A Condessa, de Julie Delpy **1/2


A história real da Condessa Erzébet Bathory é razoavelmente conhecida: no século XVI, matou várias virgens para usar o sangue das mesmas em banhos de beleza que visavam preservar a sua juventude. Essa mórbida trajetória já havia merecido algumas versões cinematográficas que pendiam mais para o fantástico. Nessa adaptação recente (2009) dirigida por Julie Delpy (que também interpreta a Condessa), a abordagem é naturalista e sóbria, apresentando uma bem cuidada reconstituição de época. A primeira metade do filme tem uma narrativa engessada, dentro de um formato de drama de época convencional e excessivamente sentimental. Na metade final, contudo, quando Bathory começa a perseguir e assassinar as tais virgens, a produção ganha um ritmo mais atraente, com cenas tão sangrentas que beiram o terror gore.

sexta-feira, abril 16, 2010

Educação, de Lone Scherfig **1/2


Por mais que se diga que o que importa no cinema não é o que se conta, mas sim a forma como se conta, há filmes cujo foco principal está na história e onde ousadias formais estão descartadas. “Educação” (2009) é um desses casos. A trama, assinada pelo célebre escritor Nick Hornby, narra o processo de amadurecimento precoce de uma menina de 16 anos após ser enganada por um trintão bom de papo, servindo também como interessante crônica de costumes da Inglaterra do início dos anos 60. Edição e fotografia são eficientes, e, aliadas à trama, conseguem captar razoavelmente a atenção do espectador. E se o que nos resta é prestar atenção no roteiro, não há como não ficar frustrado com o teor moralista e convencional do mesmo. Por mais que a protagonista tenha desafiado a autoridade de seus pais e professoras e contestado a moral burguesa da sociedade britânica da época, a conclusão do enredo parece fazer uma questionável apologia do conformismo. A sensação fica ainda mais incômoda quando lembramos que o texto do filme é produto da escrita de Hornby, um dos mais ardorosos defensores da mitologia rocker.
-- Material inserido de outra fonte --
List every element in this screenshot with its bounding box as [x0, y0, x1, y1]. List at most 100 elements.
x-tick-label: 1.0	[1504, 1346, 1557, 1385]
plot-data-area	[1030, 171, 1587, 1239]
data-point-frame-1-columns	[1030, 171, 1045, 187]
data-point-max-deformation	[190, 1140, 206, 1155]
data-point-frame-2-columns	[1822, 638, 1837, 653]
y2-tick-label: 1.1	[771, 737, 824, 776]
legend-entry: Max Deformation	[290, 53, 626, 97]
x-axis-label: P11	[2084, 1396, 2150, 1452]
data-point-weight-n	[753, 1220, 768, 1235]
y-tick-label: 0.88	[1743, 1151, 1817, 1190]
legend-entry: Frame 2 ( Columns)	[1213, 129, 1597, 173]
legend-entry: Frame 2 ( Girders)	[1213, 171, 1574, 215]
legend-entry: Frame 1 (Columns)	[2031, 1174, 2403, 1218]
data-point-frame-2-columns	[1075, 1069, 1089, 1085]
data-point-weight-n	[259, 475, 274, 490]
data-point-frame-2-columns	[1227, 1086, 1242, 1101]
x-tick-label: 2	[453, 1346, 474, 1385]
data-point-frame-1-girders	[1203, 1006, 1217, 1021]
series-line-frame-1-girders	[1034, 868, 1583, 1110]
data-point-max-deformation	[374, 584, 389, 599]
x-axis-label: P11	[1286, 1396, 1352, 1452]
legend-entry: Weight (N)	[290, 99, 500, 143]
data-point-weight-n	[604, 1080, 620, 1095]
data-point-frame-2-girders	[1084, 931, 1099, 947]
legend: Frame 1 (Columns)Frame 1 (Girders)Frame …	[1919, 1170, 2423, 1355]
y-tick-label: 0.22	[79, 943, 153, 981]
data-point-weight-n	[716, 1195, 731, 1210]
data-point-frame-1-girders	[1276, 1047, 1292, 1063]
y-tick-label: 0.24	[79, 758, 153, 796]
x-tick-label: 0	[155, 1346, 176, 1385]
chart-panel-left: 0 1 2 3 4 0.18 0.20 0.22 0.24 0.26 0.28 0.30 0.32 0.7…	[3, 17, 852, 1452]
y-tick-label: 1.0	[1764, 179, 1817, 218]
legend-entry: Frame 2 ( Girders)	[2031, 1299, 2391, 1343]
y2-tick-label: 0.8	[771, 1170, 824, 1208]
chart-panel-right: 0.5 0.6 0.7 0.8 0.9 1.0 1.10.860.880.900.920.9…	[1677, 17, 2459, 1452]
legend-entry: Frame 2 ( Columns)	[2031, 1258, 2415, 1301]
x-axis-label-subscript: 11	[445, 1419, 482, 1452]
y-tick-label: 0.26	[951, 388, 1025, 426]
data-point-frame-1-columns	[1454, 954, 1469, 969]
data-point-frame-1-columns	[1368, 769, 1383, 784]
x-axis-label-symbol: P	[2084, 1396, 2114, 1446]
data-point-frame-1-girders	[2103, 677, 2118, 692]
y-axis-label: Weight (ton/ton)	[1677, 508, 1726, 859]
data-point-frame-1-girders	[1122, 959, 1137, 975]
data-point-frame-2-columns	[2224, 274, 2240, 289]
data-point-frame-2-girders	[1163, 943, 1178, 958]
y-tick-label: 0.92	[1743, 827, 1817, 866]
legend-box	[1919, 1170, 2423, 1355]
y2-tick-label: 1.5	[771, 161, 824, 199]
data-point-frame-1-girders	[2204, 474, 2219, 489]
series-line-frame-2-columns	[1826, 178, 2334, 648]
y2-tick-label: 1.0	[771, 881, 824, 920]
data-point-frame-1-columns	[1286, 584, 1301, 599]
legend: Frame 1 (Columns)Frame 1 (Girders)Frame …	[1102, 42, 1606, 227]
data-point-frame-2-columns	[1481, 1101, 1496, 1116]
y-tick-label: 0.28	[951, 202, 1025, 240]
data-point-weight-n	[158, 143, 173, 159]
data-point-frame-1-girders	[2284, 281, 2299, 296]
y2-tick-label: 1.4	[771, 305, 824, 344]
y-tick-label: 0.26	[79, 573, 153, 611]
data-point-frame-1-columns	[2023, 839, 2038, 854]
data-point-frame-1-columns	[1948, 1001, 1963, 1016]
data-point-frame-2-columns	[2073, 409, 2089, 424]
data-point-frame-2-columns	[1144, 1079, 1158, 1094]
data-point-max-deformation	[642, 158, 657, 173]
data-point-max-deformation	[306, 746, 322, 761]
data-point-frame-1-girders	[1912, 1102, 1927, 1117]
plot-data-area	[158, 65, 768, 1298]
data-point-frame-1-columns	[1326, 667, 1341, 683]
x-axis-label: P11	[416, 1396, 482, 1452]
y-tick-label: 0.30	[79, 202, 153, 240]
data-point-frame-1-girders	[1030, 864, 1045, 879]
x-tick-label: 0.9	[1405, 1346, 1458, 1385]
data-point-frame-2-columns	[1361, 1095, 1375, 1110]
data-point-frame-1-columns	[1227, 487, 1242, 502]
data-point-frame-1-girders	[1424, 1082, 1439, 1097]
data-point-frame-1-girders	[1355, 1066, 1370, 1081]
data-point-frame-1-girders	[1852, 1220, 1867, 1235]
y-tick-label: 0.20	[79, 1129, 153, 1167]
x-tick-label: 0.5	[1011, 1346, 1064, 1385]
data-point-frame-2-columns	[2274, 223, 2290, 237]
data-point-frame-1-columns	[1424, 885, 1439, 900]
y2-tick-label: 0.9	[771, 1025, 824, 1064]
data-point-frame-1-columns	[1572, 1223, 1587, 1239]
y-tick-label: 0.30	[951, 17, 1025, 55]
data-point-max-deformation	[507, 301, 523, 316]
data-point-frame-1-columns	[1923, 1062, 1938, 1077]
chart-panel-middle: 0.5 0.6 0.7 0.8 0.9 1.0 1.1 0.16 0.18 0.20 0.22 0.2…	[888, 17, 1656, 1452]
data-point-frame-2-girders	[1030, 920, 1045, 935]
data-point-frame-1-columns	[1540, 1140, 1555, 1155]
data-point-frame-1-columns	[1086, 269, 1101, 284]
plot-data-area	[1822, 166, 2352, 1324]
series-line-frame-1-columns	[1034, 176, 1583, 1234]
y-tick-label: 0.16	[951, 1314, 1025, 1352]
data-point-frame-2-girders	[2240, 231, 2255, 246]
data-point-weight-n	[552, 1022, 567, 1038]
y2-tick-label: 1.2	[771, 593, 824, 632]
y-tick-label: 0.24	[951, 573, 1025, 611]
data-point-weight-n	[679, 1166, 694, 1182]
quinta-feira, abril 15, 2010

O Amor Segundo B. Schianberg, de Beto Brant 1/2 (meia estrela)


Não dá para dizer que Beto Brant é um cara que não sabe dirigir um filme. Em “Ação Entre Amigos” (1998) e “O Invasor” (2002), ele demonstrou desenvoltura considerável no domínio da ação cinematográfica, enquanto “Crime Delicado” (2005) e “Cão Sem Dono” (2007) revelavam também o seu talento para encenar dramas mais intimistas. Diante dessa prévia trajetória, não há como não se decepcionar com uma obra tão brochante quando esse “O Amor Segundo B. Schianberg” (2009). A produção mais recente de Brant transparece uma falta do que dizer e, principalmente, um desinteresse pelo ato de fazer um filme. Ao retratar o processo de criação de uma videomaker, talvez a intenção do cineasta tenha sido de fazer algo que remetesse ao formato da arte de sua protagonista. O resultado final, entretanto, é falho e desinteressante. Como narrativa, “O Amor Segundo B. Schianberg” resume-se a uma sucessão de cenas banais e discussões afetadas embalada por uma fotografia qualquer nota.